Re: Spark SQL upgrade / migration guide: discoverability and content organization

2019-07-14 Thread Jungtaek Lim
As one of contributors in Structured Streaming, I would vote on having
migration guide doc for structured streaming as well, once we decide
standard format of migration guide.

In Spark 3.0.0 there're some breaking change on even SS area - one example
is SPARK-28199 which Sean took care of leaving release note for this, but
migration guide would be better to help for some users from 2.4.x to 3.0.x
since release note would be bound to only 3.0.0.
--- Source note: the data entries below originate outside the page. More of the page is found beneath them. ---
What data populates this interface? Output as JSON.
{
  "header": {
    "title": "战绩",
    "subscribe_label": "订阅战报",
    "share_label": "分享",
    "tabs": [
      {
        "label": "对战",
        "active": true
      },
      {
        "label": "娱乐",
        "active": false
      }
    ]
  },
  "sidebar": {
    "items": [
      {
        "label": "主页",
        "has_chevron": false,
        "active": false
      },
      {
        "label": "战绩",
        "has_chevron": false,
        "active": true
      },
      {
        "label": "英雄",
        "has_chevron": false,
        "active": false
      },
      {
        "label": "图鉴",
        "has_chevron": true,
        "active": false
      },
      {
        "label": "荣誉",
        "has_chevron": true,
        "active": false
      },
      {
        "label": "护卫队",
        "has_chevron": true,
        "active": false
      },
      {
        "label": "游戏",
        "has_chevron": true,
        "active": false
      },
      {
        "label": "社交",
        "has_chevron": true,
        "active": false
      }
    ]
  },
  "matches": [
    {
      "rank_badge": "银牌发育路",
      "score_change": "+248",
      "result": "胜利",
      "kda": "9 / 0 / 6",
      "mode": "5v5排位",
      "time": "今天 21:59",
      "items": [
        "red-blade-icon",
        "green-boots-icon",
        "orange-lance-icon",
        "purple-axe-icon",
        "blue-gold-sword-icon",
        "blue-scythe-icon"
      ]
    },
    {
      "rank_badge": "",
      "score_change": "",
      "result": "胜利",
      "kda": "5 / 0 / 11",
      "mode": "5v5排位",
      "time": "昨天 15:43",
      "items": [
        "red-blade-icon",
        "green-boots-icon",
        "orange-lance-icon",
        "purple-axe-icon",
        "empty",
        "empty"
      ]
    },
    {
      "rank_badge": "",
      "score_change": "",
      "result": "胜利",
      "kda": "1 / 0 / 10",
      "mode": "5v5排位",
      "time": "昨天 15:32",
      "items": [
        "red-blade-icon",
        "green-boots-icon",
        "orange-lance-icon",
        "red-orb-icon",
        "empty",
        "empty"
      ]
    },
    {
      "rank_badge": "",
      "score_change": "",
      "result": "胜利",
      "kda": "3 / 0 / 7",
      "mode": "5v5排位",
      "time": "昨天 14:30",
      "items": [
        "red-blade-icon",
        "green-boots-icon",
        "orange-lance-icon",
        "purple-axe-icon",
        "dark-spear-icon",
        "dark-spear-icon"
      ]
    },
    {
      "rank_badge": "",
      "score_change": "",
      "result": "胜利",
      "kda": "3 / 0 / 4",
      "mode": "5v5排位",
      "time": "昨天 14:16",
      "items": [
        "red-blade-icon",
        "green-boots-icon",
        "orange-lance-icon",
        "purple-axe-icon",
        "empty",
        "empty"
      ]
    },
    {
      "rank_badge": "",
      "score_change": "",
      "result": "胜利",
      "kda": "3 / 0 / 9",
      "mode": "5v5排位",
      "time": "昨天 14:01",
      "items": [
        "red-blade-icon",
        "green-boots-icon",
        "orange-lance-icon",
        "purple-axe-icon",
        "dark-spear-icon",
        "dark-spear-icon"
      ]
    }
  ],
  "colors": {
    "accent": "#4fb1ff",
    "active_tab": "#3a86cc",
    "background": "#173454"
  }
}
-Jungtaek Lim (HeartSaVioR)

On Mon, Jul 15, 2019 at 8:25 AM Xiao Li  wrote:

> Yeah, Josh! All these ideas sound good to me. All the top commercial
> database products have very detailed guide/document about the version
> upgrading. You can easily find them.
>
> Currently, only SQL and ML modules have the migration or upgrade guides.
> Since Spark 2.3 release, we strictly require the PR authors to document all
> the behavior changes in the SQL component. I would suggest to do the same
> things in the other modules. For example, Spark Core and Structured
> Streaming. Any objection?
>
> Cheers,
>
> Xiao
>
>
>
> On Sun, Jul 14, 2019 at 2:05 PM Josh Rosen  wrote:
>
>> I'd like to discuss the Spark SQL migration / upgrade guides in the Spark
>> documentation: these are valuable resources and I think we could increase
>> that value by making these docs easier to discover and by adding a bit more
>> structure to the existing content.
>>
>> For folks who aren't familiar with these docs: the Spark docs have a "SQL
>> Migration Guide" which lists the deprecations and changes of behavior in
>> each release:
>>
>>- Latest published version:
>>https://spark.apache.org/docs/latest/sql-migration-guide-upgrade.html
>>- Master branch version (will become 3.0):
>>
>> https://github.com/apache/spark/blob/master/docs/sql-migration-guide-upgrade.md
>>
>> A lot of community work went into crafting this doc and I really
>> appreciate those efforts.
>>
>> This doc is a little hard to find, though, because it's not consistently
>> linked from release notes pages: the 2.4.0 page links it under "Changes of
>> Behavior" (
>> https://spark.apache.org/releases/spark-release-2-4-0.html#changes-of-behavior)
>> but subsequent maintenance releases do not link to it (
>> https://spark.apache.org/releases/spark-release-2-4-1.html). It's also
>> not very cross-linked from the rest of the Spark docs (e.g. the Overview
>> doc, doc drop-down menus, etc).
>>
>> I'm also concerned that the doc may be overwhelming to end users (as
>> opposed to Spark developers):
>>
>>- *Entries aren't grouped by component*, so users need to read the
>>entire document to spot changes relevant to their use of Spark (for
>>example, PySpark changes are not grouped together).
>>- *Entries aren't ordered by size / risk of change,* e.g. performance
>>impact vs. loud behavior change (stopping with an explicit exception) vs.
>>silent behavior changes (e.g. changing default rounding behavior). If we
>>assume limited reader attention then it may be important to prioritize the
>>order in which we list entries, putting the highest-expected-impact /
>>lowest-organic-discoverability changes first.
>>- *We don't link JIRAs*, forcing users to do their own archaeology to
>>learn more about a specific change.
>>
>> The existing ML migration guide addresses some of these issues, so maybe
>> we can emulate it in the SQL guide:
>> https://spark.apache.org/docs/latest/ml-guide.html#migration-guide
>>
>> I think that documentation clarity is especially important with Spark 3.0
>> around the corner: many folks will seek out this information when they
>> upgrade, so improving this guide can be a high-leverage, high-impact
>> activity.
>>
>> What do folks think? Does anyone have examples from other projects which
>> do a notably good job of crafting release notes / migration guides? I'd be
>> glad to help with pre-release editing after we decide on a structure and
>> style.
>>
>> Cheers,
>> Josh
>>
>
>
> --
> [image: Databricks Summit - Watch the talks]
> 
>


-- 
Name : Jungtaek Lim
Blog : http://medium.com/@heartsavior
Twitter : http://twitter.com/heartsavior
LinkedIn : http://www.linkedin.com/in/heartsavior


Re: Spark SQL upgrade / migration guide: discoverability and content organization

2019-07-14 Thread Dongjoon Hyun
Thank you, Josh and Xiao. That sounds great.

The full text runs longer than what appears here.